I’m concerned that my development process for cloud assignments will not scale beyond me, or be easily inherited by other instructional staff. In fact, I’m quite certain of it. Let’s list some challenges

the course is managed with some parts in the instructional site and others in my git repository.
juggling multiple Docker images for Gradescope and instructional site to power each cloud assignment.
ad-hoc methodology for navigating assignment tasks and progress
ad-hoc generation of test steps to verify assignment tasks
re-inventing the wheel between cloud assignments due to no standardized methodology.
the autograder script is tested against a reference solution stored in git and deployed in my own account, it is a mostly manual process.

If this course continues to move in the direction we’ve established, we’ll need to build additional tools that help instructors maintain the assignments. Let’s list what assets an assignment needs, and consider what any additional tools may look like.

Assignment deliverables:

Assignment solution document: A text that painstakingly details the exact steps a student should take to complete the assignment. Should be comprehensive and a accurate representation of a student’s experience of completing the homework.
Reference solution: the final codebase needed to complete the assignment
Starter code: A skeleton of files a student is given at the beginning of the assignment.
Student assignment guide: This is what students receive as the assignment text, omitting implementation details which become part of the learning experience for the student.
Test script: a python script that verifies all important properties for every task in the assignment.
Cost estimate: a cost breakdown of running the cloud assignment for N students over N days.
Supporting Architecture: application code, ansible playbooks, and terraform configurations for any supporting software that enables the cloud assignment.

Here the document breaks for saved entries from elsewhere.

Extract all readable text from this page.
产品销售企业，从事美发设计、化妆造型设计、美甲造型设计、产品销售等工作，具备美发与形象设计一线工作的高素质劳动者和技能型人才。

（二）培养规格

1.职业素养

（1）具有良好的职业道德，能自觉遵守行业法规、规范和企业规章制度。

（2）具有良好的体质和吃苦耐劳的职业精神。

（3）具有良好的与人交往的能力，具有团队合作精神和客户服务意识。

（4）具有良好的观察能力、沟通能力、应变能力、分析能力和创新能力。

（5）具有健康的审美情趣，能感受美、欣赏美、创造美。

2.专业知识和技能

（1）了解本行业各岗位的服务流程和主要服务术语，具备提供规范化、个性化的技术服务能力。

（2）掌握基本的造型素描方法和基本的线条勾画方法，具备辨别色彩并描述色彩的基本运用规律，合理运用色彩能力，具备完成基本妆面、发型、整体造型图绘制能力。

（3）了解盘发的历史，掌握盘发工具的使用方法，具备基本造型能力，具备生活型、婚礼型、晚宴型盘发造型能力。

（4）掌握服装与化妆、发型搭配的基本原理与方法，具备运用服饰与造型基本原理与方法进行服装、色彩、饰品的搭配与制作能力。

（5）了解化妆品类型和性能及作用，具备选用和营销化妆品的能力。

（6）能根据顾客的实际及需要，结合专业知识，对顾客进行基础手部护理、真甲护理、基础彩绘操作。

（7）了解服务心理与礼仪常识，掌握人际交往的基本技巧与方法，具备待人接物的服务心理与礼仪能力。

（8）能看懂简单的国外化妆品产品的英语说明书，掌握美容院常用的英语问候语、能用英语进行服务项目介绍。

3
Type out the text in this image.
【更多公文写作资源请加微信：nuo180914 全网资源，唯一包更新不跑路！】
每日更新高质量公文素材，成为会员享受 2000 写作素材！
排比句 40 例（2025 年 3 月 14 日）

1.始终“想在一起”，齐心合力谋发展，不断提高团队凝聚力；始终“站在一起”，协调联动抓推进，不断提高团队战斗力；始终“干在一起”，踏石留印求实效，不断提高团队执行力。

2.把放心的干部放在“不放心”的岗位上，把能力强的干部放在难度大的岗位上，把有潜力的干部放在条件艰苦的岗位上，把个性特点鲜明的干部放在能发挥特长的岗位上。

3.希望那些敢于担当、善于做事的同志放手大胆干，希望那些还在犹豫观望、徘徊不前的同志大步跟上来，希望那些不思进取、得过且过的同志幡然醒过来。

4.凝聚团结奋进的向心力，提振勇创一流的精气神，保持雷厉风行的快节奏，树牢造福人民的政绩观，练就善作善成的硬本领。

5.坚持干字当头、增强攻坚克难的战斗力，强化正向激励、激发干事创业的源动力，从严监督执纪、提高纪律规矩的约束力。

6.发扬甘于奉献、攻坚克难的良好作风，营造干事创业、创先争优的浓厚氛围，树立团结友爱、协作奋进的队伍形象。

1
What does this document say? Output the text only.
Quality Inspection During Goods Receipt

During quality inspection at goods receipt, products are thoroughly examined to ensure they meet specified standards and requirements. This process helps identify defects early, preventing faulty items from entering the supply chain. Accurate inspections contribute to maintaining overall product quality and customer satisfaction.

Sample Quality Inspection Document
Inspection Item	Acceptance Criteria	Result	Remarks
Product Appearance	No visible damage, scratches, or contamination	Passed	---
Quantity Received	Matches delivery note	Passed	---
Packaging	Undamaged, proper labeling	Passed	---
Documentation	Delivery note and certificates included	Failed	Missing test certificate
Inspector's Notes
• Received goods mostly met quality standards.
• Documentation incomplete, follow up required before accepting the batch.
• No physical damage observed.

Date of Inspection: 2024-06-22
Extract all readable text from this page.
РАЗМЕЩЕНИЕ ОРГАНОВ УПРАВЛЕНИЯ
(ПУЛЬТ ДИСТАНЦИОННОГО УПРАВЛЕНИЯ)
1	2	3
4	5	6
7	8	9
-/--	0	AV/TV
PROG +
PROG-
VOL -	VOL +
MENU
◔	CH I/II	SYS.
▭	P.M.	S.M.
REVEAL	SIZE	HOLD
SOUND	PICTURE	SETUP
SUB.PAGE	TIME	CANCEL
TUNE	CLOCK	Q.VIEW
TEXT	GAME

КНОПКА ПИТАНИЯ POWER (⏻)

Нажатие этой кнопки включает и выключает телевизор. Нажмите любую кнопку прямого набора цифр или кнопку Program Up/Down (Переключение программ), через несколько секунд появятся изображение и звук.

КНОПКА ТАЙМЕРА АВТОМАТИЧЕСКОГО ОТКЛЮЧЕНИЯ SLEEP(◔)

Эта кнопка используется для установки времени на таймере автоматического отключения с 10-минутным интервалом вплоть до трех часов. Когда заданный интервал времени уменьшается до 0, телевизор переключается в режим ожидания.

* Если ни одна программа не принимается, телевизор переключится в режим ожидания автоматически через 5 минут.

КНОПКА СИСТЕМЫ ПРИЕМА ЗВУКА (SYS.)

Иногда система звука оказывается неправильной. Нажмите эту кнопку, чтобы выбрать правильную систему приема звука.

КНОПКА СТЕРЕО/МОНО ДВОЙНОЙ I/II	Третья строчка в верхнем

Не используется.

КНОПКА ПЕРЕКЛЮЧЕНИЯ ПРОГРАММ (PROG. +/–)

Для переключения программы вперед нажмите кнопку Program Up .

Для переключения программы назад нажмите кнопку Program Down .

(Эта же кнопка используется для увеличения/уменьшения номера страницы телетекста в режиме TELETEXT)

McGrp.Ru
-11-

Helpful tools for instructors:

Snapshots of the solution in different states, so we can run integration tests that verify the assignment still works (there could be API changes with third-party SaaS or AWS that affect the completion of the assignment).
An AI test run of the assignment, so it can raise issues without a human having to go through each step. Requires access to a web browser, command line, and authentication to required services.
Extend Obsidian plugin so assignments incorporate its native knowledge graph features.
Assignment Laboratory: user interface for ai-assisted human design of a new cloud assignment. Will be a multi-stage process: ideation > implementation > verification > versioned release, and will orchestrate the different tools and agents. There will have to be some awareness of an assignment series, or conceptually connected assignments that refer to each other.

Student Experience:

Drop Gradescope in favor of using the instructional site.
They start an assignment like they start a chat prompt. With any question they have in mind. And the course assignment AI will answer. And introduce the cloud assignment goals during the release period, and guide the student through completing all the tasks, teaching them along the way. This is a rich data source to assess learning outcomes and student engagement.
I’m reminded of my time at a Montessori school, where I was given a list of tasks to complete, but I chose what to work on when. I was graded not on whether I completed a particular task from the list, but rather if I completed sufficient tasks.

Regardless, the assignment development process should be standardized and fully integrated with the instructional site.